I read this article in BookBub where readers shared books they still think about years after they read them. It got me thinking. What are the books I think about all the time? I immediately thought of three, with a little more time three more came into focus.
Station Eleven by Emily St. John Mandel---the bulk of the story takes place twenty years after a virus-caused apocalypse event where over 99% of mankind died. Our COVID-19 outbreak is pale in comparison, yet so many of the elements are the same. I probably think about Station Eleven every single day when I find myself worrying about our future, yet I find hope in the story, too. (First read in June 2015, then re-read in 2018.)
The Boys in the Boat by Daniel James Brown---this is the story of the nine American boys and their quest to win a gold medal in the 1936 Olympics in Berlin in rowing. Many of the boys had hard luck stories and their determination to win against all odds is so inspiring. It is a 'then' story and it resonates today, too. (Read in Jan. 2014.)
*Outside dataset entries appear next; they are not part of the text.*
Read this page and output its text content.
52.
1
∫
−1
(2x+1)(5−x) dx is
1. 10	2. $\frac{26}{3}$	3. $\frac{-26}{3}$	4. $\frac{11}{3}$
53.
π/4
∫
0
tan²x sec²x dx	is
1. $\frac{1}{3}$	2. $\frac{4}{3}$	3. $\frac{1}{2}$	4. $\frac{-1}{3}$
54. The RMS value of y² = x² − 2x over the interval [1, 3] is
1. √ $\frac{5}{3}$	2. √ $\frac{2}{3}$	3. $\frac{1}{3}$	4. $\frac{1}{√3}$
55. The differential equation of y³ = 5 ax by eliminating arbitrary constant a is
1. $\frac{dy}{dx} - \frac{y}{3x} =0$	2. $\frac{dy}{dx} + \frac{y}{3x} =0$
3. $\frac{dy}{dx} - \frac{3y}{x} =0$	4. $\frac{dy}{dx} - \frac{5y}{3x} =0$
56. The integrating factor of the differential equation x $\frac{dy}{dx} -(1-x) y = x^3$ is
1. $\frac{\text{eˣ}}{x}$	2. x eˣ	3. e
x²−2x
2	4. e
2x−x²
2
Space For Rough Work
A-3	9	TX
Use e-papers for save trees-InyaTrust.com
The Plot Against America by Philip Roth---This is an alternate-history story. Lindbergh beats Roosevelt in 1940 and soon thereafter he forms an 'understanding' with Hitler. Everything falls apart in our country, and fast. This cautionary tale strikes fear in my heart. When Trump won in 2016 everyone said it wouldn't be that bad. I didn't believe them because I'd read this book. Roth and I were right. Things did fall apart and fast under Trump. (Read in 2010.)
Lord of the Flies by William Golding---I read an interview conducted with Golding before his death and he explained that he wanted to explore what would happen if men (boys) were left to their own devises, so he wrote this book. It turns out it wasn't good and things fell apart for the boys stranded on the island very fast. This book provided another cautionary tale that no one seems to be listening to these days. Apparently I spend a lot of time worrying about the future for mankind. (Read in Feb. 2011.)
Wild by Cheryl Strayed---Maybe because we've done a lot of hiking since the COVID-19 lockdowns went into place, I often think about this book where the author recounts her experiences hiking the Pacific Crest Trail and how she found herself along the way. I know why she was able to find herself once she spent so much time in nature. It helps me, too. (Read in March 2014.)
The Goldfinch by Donna Tartt---Unlike the other books I've listed there is really no personal connection to this book other than I loved it so much and was completely caught up in the story. I think of it often for those reasons alone. (Read in December 2014.)
What are the books you often think about even though you read them a long time ago?